Recall is a measure of how many actual churners were predicted to churn, with a similar objective range to precision. If recall is 75% it means one quarter of all churners were missed, an opportunity lost. However three quarters of churners were captured, with the potential to deliver huge revenue gains. Even low recall rates are typically better than the scattergun approach to churn often employed by companies.
Feature importance
With predictive modelling our end goal is to produce a score for each customer that encapsulates all the model inputs into a single actionable value. However, we’re always interested to know what customer features have most influenced those values at a business-wide level.
It’s important to note that we’re not looking for surprises here - the more explicable the results of feature importance, the more confidence we can have in the model. The magnitude and ordering of features though, usually provides some interesting insights and can challenge preconceptions of what matters most to customers.
Below is a generalised feature importance chart from the model, with the actual features masked for privacy purposes.
Scoring & segmentation
The final stage of the model build is to score and segment the customer base. Each customer is assigned a precise churn propensity score, but a higher level score is also typically applied based on observable customer segments. The segmented scoring system used can be tailored to the intended marketing strategies to be deployed, and should support straightforward and fast decision-making by non-scientific users.
This is a powerful visual which effectively categorises customers of the telco by their risk of churning. From a marketing perspective, it gives an indication of which customer group to target in order to increase the retention rate of customers by the most significant amount within budget parameters.

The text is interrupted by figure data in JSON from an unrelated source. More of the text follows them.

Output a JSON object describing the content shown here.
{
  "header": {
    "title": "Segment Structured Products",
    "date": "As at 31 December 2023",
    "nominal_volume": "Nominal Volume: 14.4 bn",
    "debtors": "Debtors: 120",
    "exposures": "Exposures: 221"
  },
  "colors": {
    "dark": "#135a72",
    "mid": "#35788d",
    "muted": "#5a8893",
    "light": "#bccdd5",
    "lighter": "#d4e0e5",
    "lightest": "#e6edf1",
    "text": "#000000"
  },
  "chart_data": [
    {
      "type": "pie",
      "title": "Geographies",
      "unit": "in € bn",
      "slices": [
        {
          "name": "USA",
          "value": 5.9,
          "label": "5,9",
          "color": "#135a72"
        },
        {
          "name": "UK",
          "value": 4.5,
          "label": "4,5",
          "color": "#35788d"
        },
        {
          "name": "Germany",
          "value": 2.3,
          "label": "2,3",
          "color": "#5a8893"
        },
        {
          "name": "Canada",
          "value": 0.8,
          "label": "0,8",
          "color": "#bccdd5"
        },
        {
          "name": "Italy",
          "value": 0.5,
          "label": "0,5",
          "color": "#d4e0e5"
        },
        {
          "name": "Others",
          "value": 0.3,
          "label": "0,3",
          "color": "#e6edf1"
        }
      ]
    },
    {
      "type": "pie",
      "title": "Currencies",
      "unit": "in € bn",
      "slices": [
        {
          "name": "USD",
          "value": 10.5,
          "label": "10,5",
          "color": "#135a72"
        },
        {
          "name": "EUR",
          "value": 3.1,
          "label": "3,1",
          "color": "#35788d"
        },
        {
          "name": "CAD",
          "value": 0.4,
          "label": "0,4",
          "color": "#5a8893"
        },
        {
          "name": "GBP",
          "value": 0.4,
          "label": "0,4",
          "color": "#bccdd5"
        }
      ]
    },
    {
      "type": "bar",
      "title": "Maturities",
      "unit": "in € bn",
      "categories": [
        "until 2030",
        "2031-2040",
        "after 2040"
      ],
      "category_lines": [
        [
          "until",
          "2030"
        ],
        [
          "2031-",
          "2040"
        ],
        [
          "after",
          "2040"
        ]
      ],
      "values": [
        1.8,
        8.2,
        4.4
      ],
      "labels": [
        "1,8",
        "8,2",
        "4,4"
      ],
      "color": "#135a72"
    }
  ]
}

It makes more sense to target the Persuadables, who are moderately likely churners but are not already out the door (Lost causes), rather than those with a lower risk (Do not disturbs and Sure things), who are unlikely to churn anyway. This means your marketing spend is allocated to the customers who need your attention most!
Conclusion
This churn project will significantly improve the telco’s bottom line if their customer service and marketing tactics are employed effectively. By having a model which scores each customer and identifies the most important features that contribute to churn, the telco’s teams can more efficiently focus their efforts to communicate with and service its customer base.